Page MenuHomePhabricator

"bin/host upload" and the Uploader wrapper should retry chunks on HTTP/504, and perhaps other status codes
Open, LowPublic

Description

We occasionally get HTTP/504 responses from AWS for no obvious reason, i.e. there's no clear source of extraordinary load on the underlying service. In theory, HTTP/503 and HTTP/429 might also merit retrying after a delay. HTTP technically supports a Retry-After header, as well.

Normally none of this matters much since these responses currently feel rare/sporadic, but the reliability of bin/host upload for very large files (e.g., MySQL dumps) is materially impacted (I just had a 7GB upload hit a 504 and abort, cleaning up the underlying temporary file).

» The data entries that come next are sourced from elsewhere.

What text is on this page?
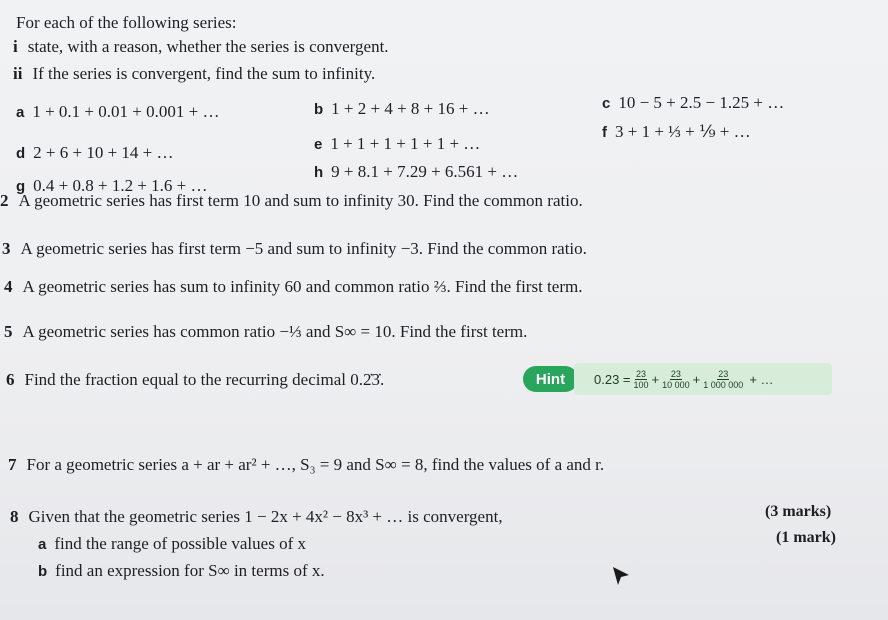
For each of the following series:
i state, with a reason, whether the series is convergent.
ii If the series is convergent, find the sum to infinity.
a 1 + 0.1 + 0.01 + 0.001 + …	b 1 + 2 + 4 + 8 + 16 + …	c 10 − 5 + 2.5 − 1.25 + …
d 2 + 6 + 10 + 14 + …	e 1 + 1 + 1 + 1 + 1 + …
f 3 + 1 + ⅓ + ⅑ + …
g 0.4 + 0.8 + 1.2 + 1.6 + …
h 9 + 8.1 + 7.29 + 6.561 + …
2 A geometric series has first term 10 and sum to infinity 30. Find the common ratio.
3 A geometric series has first term −5 and sum to infinity −3. Find the common ratio.
4 A geometric series has sum to infinity 60 and common ratio ⅔. Find the first term.
5 A geometric series has common ratio −⅓ and S∞ = 10. Find the first term.
6 Find the fraction equal to the recurring decimal 0.2̇3̇.	Hint	$0.23 = \frac{23}{100} + \frac{23}{10 000} + \frac{23}{1 000 000}$ + …
7 For a geometric series a + ar + ar² + …, S₃ = 9 and S∞ = 8, find the values of a and r.
8 Given that the geometric series 1 − 2x + 4x² − 8x³ + … is convergent,
a find the range of possible values of x
b find an expression for S∞ in terms of x.
(3 marks)
(1 mark)
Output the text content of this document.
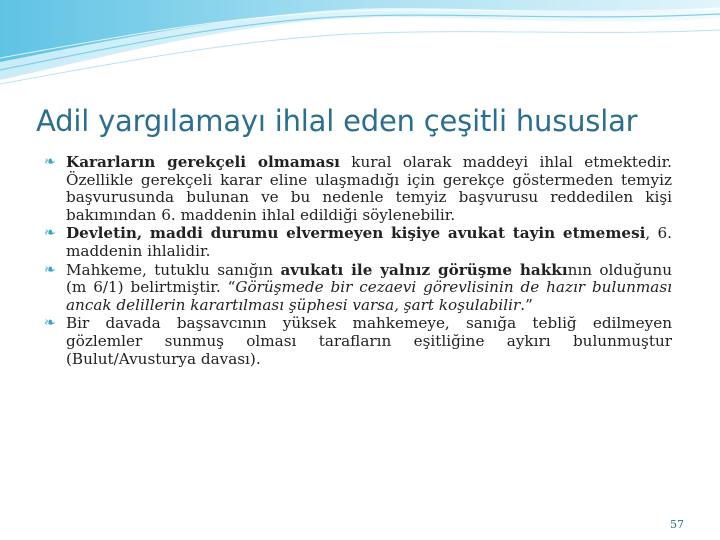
Adil yargılamayı ihlal eden çeşitli hususlar
❧ Kararların gerekçeli olmaması kural olarak maddeyi ihlal etmektedir. Özellikle gerekçeli karar eline ulaşmadığı için gerekçe göstermeden temyiz başvurusunda bulunan ve bu nedenle temyiz başvurusu reddedilen kişi bakımından 6. maddenin ihlal edildiği söylenebilir.
❧ Devletin, maddi durumu elvermeyen kişiye avukat tayin etmemesi, 6. maddenin ihlalidir.
❧ Mahkeme, tutuklu sanığın avukatı ile yalnız görüşme hakkının olduğunu (m 6/1) belirtmiştir. “Görüşmede bir cezaevi görevlisinin de hazır bulunması ancak delillerin karartılması şüphesi varsa, şart koşulabilir.”
❧ Bir davada başsavcının yüksek mahkemeye, sanığa tebliğ edilmeyen gözlemler sunmuş olması tarafların eşitliğine aykırı bulunmuştur (Bulut/Avusturya davası).
57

ArcanistFileUploader should retry failed parts, and treat 504 as a retryable failure.

Revisions and Commits

Restricted Differential Revision
Restricted Differential Revision

Event Timeline

epriestley created this task.

I have a patch for this, but I'm not thrilled about the retry model. Maybe better would be for the caller retry the actual upload operation (which will automatically resume) and bail out while retaining the temporary file. Even if we retry on 504, we lose a lot of progress if there's a service interruption for longer than we're willing to sit in a retry loop.

For posterity, bleugh:

commit 63ffce7e0c01df9c59062951d354c4eeed222a3e
Author: epriestley <git@epriestley.com>
Date:   Thu Aug 29 13:30:38 2019 -0700

    WIP

diff --git a/src/upload/ArcanistFileUploader.php b/src/upload/ArcanistFileUploader.php
index daf4136d..7faad1d0 100644
--- a/src/upload/ArcanistFileUploader.php
+++ b/src/upload/ArcanistFileUploader.php
@@ -262,14 +262,50 @@ final class ArcanistFileUploader extends Phobject {
     foreach ($remaining as $chunk) {
       $data = $file->readBytes($chunk['byteStart'], $chunk['byteEnd']);
 
-      $conduit->callMethodSynchronous(
-        'file.uploadchunk',
-        array(
-          'filePHID' => $file_phid,
-          'byteStart' => $chunk['byteStart'],
-          'dataEncoding' => 'base64',
-          'data' => base64_encode($data),
-        ));
+      $failures = 0;
+      $maximum_failures = 3;
+      while (true) {
+        try {
+          $conduit->callMethodSynchronous(
+            'file.uploadchunk',
+            array(
+              'filePHID' => $file_phid,
+              'byteStart' => $chunk['byteStart'],
+              'dataEncoding' => 'base64',
+              'data' => base64_encode($data),
+            ));
+          break;
+        } catch (HTTPFutureHTTPResponseStatus $ex) {
+          $failures++;
+
+          if ($failures >= $maximum_failures) {
+            throw $ex;
+          }
+
+          // See T13397. If we get status codes which may be temporary, wait
+          // for a moment and retry.
+          switch ($ex->getStatusCode()) {
+            case 429:
+            case 503:
+            case 504:
+              sleep(10);
+              break;
+            default:
+              throw $ex;
+          }
+        } catch (ConduitClientException $ex) {
+          // TODO: This is grotesque, but it's possible that we may upload
+          // a chunk and then suffer some kind of request failure. Treat this
+          // error as a success indicator. The API should not require string
+          // matching against error text.
+          switch ($ex->getMessage()) {
+            case "ERR-CONDUIT-CORE: Chunk has already been uploaded.":
+              break 2;
+            default:
+              throw $ex;
+          }
+        }
+      }
 
       $progress->update(1);
     }
epriestley added a revision: Restricted Differential Revision.Aug 29 2019, 9:14 PM
epriestley added a commit: Restricted Diffusion Commit.Aug 29 2019, 9:17 PM
epriestley added a commit: Restricted Diffusion Commit.

A generally cleaner version of this would also fix the parallelization TODO (just above the patch in the previous comment). This probably needs FutureIterator to be better at managing in-flight changes to the working set.

An even cleaner version would also get rid of the base64 stuff (see T13337).